Mengutif dari detik.com  bahwa menghormati buaya dan memperlakukannya layaknya manusia bukanlah hal baru bagi masyarakat Sulsel khususnya masyarakat Bugis-Makassar. Jauh sebelum ajaran Islam masuk ke Sulsel, sebagian besar masyarakat Bugis Makassar yakin dan percaya dengan mitologi, setiap manusia yang lahir memiliki kembaran seekor buaya.

Detik tuliskan, menurut Guru Besar Fakultas Ilmu Budaya Universitas Hasanuddin (Unhas) Prof Dr Nurhayati Rahman, kepercayaan manusia memiliki kembaran buaya bagi masyarakat Bugis-Makassar juga tertuang dalam kitab sastra Bugis kuno, Lagaligo.

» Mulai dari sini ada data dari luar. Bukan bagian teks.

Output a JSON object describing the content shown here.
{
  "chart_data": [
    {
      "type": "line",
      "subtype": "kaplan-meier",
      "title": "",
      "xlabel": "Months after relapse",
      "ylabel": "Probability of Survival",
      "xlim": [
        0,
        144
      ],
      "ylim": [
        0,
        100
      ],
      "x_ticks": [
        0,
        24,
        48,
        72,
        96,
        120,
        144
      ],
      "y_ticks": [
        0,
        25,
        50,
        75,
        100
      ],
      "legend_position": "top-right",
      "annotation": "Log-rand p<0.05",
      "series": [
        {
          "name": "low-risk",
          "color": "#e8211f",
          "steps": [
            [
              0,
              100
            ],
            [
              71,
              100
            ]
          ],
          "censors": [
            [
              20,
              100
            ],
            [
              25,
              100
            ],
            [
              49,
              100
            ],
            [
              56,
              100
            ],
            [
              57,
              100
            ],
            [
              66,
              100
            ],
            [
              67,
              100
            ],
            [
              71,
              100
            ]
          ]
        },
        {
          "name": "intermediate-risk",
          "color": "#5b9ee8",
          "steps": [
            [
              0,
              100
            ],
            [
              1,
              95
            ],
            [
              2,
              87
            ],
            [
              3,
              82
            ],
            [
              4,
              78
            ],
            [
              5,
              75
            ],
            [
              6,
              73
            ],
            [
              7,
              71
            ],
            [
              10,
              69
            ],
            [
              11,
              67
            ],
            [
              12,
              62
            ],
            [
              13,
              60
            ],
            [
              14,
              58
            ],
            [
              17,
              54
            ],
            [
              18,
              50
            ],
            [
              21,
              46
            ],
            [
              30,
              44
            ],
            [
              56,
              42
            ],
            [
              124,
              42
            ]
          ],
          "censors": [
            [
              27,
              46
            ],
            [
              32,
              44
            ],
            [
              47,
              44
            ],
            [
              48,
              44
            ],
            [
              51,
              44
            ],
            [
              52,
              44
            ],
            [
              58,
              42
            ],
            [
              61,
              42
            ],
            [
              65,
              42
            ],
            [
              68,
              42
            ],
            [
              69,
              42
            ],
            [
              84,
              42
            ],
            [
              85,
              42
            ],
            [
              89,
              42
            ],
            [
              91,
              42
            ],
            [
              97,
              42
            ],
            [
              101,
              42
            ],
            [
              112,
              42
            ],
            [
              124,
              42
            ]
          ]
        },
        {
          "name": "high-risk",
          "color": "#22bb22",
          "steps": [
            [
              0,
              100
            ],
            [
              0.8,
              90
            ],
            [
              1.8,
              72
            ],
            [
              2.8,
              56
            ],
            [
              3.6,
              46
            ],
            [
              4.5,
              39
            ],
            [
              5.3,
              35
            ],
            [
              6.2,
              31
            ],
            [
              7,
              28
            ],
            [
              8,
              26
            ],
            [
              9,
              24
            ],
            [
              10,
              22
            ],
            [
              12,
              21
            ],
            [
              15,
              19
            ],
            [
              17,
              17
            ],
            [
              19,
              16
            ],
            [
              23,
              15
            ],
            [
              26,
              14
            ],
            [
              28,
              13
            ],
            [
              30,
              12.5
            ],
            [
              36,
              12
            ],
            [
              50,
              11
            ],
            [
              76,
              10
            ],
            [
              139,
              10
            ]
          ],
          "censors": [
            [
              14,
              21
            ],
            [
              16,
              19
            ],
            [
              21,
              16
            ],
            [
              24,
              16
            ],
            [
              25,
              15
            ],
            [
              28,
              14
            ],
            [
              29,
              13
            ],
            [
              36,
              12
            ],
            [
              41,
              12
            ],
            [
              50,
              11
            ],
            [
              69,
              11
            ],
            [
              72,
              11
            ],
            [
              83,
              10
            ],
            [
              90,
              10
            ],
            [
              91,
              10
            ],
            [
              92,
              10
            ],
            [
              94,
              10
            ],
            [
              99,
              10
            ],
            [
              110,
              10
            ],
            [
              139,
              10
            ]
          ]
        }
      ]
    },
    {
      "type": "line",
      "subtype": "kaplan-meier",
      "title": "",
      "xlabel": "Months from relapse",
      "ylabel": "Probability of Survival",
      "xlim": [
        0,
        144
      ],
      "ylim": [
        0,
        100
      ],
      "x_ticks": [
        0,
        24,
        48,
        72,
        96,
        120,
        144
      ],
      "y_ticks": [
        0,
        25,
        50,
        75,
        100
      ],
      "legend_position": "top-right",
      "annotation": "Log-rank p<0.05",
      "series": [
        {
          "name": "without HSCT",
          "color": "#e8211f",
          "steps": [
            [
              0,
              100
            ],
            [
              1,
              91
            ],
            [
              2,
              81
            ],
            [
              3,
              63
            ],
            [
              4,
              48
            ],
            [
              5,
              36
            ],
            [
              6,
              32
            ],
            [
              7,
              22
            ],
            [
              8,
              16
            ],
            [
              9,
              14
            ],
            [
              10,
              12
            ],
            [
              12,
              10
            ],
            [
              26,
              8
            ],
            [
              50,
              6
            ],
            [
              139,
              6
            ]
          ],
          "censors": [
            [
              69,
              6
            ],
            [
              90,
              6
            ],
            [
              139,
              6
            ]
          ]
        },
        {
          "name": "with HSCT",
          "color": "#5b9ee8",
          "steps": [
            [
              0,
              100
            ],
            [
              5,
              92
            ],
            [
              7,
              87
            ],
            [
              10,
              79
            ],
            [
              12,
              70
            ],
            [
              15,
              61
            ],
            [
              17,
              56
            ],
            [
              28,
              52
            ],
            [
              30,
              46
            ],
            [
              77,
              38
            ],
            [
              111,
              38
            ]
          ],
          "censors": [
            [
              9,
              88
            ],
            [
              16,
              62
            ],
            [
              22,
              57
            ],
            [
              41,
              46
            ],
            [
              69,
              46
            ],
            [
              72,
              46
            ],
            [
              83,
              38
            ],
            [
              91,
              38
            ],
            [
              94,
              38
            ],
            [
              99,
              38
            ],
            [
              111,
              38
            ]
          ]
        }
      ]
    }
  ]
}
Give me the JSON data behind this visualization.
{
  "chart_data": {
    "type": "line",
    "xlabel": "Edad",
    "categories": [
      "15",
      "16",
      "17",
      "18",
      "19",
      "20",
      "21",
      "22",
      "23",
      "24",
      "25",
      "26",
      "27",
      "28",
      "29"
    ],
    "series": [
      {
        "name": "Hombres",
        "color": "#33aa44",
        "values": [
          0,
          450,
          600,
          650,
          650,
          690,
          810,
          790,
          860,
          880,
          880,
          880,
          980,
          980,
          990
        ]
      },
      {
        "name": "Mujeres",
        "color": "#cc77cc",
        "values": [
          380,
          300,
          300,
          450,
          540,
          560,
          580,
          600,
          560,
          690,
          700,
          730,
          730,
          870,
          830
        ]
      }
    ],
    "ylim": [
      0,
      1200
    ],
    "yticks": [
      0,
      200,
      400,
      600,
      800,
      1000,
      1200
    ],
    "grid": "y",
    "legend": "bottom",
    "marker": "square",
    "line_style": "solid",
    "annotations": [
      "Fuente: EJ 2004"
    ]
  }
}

Nurhayati urai, kalau dalam Buku Lagaligo ada dijelaskan pandangan kosmogoni, bahwa orang Bugis memandang alam raya ini terdiri dari tiga lapis. Yaitu dunia di atas (langit) atau yang disebut Botting Langi dihuni oleh para dewa dan dewi. Lalu kemudian dunia di bawah laut dia sebut dengan Buri Liung, yang juga dihuni oleh dewa-dewi. Pertemuan antara dewi dari Botting Langi dan dewa di Buri Liung melahirkan manusia.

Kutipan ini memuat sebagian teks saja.